Outfielder Tyler Cowles is back in left field, determined to better his .190 average in 2017, a year that he now calls, “embarrassing”. “I’ve never been through anything like that in my baseball life,” he adds. And he proved that over the summer in the Prospect League, hitting better than .300, and with power, at Chillicothe.
Pitching is fortified by returners Adam Niemeyer (hamstring injury in 2017), Ryan Feltner (who closed the summer in the Cape Cod League throwing 98 miles per hour), and junior lefthander Connor Curliss (Lima), who sparkled over the last twenty five games in 2017 and continued his ascendency towards a weekend starting position with a strong summer in Springfield, Ohio (Prospect League). Add Lonsway, Jake Vance, Reece Calvert, senior Yianni Pavlopoulos (one of four pitchers to beat 52-4 Oregon State last season), and yes…October optimism is fine, and accepted.
The annual Scarlet and Gray World Series is slated to being on Friday, October 13, and concludes on Saturday, the 21st…a best-of-five series that’s highly competitive and will go a long way in determining how much talent is manifest, and who plays where, come February.

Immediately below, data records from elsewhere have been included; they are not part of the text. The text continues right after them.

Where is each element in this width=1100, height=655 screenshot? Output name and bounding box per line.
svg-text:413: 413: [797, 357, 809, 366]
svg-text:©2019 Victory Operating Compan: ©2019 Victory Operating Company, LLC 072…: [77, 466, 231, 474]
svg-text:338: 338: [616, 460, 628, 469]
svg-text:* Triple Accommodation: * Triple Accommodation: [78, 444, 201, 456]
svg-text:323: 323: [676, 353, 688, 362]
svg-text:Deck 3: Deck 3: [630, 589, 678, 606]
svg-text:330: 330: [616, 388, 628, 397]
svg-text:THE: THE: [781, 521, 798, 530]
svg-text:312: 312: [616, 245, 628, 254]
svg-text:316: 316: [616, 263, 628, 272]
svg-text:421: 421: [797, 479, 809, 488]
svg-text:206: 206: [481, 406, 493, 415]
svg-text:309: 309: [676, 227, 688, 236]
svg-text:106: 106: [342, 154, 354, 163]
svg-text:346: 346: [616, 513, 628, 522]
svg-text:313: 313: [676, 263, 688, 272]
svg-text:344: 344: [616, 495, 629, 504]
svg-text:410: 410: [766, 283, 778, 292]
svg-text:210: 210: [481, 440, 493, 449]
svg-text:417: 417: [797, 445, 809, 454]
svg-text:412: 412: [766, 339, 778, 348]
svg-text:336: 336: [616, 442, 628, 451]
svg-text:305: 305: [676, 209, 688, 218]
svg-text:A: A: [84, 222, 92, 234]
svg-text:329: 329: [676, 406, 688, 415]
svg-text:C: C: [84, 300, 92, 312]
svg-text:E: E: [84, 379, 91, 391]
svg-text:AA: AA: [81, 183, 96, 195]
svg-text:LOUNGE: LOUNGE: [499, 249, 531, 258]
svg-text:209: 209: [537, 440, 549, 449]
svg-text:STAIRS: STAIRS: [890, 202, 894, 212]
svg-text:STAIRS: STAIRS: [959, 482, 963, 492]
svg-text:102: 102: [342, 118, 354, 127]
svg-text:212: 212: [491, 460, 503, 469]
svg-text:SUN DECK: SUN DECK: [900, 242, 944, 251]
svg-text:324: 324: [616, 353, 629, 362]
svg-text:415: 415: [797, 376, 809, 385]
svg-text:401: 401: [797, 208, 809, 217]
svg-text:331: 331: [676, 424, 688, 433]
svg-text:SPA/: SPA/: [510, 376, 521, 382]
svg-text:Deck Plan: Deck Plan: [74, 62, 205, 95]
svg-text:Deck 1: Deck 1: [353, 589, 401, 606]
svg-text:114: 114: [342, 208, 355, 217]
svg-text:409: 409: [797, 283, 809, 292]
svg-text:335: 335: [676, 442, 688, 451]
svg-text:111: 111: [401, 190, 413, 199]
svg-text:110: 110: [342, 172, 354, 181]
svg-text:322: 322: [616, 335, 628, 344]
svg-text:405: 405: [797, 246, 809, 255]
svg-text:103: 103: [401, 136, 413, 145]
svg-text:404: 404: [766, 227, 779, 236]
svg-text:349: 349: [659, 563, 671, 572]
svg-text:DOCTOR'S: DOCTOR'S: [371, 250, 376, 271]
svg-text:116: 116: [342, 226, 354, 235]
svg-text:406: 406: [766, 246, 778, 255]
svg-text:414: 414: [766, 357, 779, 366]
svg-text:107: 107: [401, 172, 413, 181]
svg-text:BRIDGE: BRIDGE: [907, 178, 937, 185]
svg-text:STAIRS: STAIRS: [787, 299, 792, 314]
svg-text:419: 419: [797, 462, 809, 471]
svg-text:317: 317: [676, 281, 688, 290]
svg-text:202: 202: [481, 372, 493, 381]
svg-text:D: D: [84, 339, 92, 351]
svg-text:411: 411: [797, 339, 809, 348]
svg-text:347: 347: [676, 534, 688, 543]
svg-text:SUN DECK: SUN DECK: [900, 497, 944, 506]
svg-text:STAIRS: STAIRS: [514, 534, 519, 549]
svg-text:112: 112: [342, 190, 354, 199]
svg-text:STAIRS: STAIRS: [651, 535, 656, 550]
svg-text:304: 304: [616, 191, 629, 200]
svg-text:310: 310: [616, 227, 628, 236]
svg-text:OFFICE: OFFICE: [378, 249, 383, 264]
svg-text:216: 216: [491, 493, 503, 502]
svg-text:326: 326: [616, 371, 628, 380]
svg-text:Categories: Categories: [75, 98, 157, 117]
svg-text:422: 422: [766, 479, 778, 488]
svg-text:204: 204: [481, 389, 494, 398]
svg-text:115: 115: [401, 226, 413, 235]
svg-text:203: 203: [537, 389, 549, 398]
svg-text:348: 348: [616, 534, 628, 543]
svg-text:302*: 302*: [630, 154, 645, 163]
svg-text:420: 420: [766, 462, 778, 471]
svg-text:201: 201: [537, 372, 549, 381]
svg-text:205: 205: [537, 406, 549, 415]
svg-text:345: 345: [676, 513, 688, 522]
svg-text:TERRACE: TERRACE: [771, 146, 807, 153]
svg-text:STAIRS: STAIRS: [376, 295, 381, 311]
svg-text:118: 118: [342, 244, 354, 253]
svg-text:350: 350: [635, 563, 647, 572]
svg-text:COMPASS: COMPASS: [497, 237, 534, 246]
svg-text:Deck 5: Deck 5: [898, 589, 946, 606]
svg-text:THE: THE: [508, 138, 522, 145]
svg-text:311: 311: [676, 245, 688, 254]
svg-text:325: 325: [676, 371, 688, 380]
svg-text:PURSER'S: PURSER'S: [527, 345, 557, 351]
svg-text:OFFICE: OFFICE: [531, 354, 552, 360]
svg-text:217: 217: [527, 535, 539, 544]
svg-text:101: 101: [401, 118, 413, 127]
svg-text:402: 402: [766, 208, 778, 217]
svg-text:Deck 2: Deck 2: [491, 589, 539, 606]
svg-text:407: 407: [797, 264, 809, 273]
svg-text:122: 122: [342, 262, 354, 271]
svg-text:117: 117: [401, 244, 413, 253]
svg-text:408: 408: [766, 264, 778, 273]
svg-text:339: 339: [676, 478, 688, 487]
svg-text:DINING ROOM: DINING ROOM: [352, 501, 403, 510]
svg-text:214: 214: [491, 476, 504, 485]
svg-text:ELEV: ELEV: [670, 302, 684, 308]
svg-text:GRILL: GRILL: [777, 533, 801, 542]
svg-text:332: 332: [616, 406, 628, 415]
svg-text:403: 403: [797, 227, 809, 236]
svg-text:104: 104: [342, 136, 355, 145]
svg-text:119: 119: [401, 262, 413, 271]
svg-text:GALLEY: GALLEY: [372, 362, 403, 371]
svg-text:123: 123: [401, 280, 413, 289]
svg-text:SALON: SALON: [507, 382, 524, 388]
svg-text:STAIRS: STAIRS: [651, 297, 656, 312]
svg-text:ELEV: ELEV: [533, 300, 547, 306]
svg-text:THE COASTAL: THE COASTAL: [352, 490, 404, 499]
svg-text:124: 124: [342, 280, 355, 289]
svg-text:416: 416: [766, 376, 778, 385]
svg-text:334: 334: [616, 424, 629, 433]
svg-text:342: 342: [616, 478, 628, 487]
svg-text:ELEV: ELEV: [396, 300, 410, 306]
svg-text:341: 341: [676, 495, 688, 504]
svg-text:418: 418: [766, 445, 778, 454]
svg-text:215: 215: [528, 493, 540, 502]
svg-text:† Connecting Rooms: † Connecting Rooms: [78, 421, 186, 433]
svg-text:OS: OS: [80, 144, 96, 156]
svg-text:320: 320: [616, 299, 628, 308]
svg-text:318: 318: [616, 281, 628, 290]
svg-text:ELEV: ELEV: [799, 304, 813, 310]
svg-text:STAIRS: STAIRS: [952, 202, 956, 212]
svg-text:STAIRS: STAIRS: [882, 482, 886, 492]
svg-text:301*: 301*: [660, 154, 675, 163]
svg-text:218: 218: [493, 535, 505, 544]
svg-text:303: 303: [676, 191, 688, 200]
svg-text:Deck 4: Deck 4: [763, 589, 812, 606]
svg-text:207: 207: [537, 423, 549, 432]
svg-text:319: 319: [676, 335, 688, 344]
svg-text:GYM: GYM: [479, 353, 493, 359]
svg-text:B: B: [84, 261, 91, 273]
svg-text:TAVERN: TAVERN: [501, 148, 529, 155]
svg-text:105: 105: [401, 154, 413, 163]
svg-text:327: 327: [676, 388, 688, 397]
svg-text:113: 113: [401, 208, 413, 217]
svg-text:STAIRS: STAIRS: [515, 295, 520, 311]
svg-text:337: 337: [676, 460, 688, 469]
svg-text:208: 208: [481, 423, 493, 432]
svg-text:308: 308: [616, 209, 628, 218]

“It’s the real reason for fall baseball,” says Beals. “It gives a chance to put two teams of Buckeyes on the field to assess just how good we are. It’s a time for the young guys to mesh with the upperclassmen, and it’s a time to embrace the culture of our program. It doesn’t take long once you get everyone together.”
The Scarlet and Gray series is free and open to the public. And for information you can check times and dates on the internet at www.ohiostatebuckeyes.com.
Join in the fever, early, for Buckeye baseball, 2018!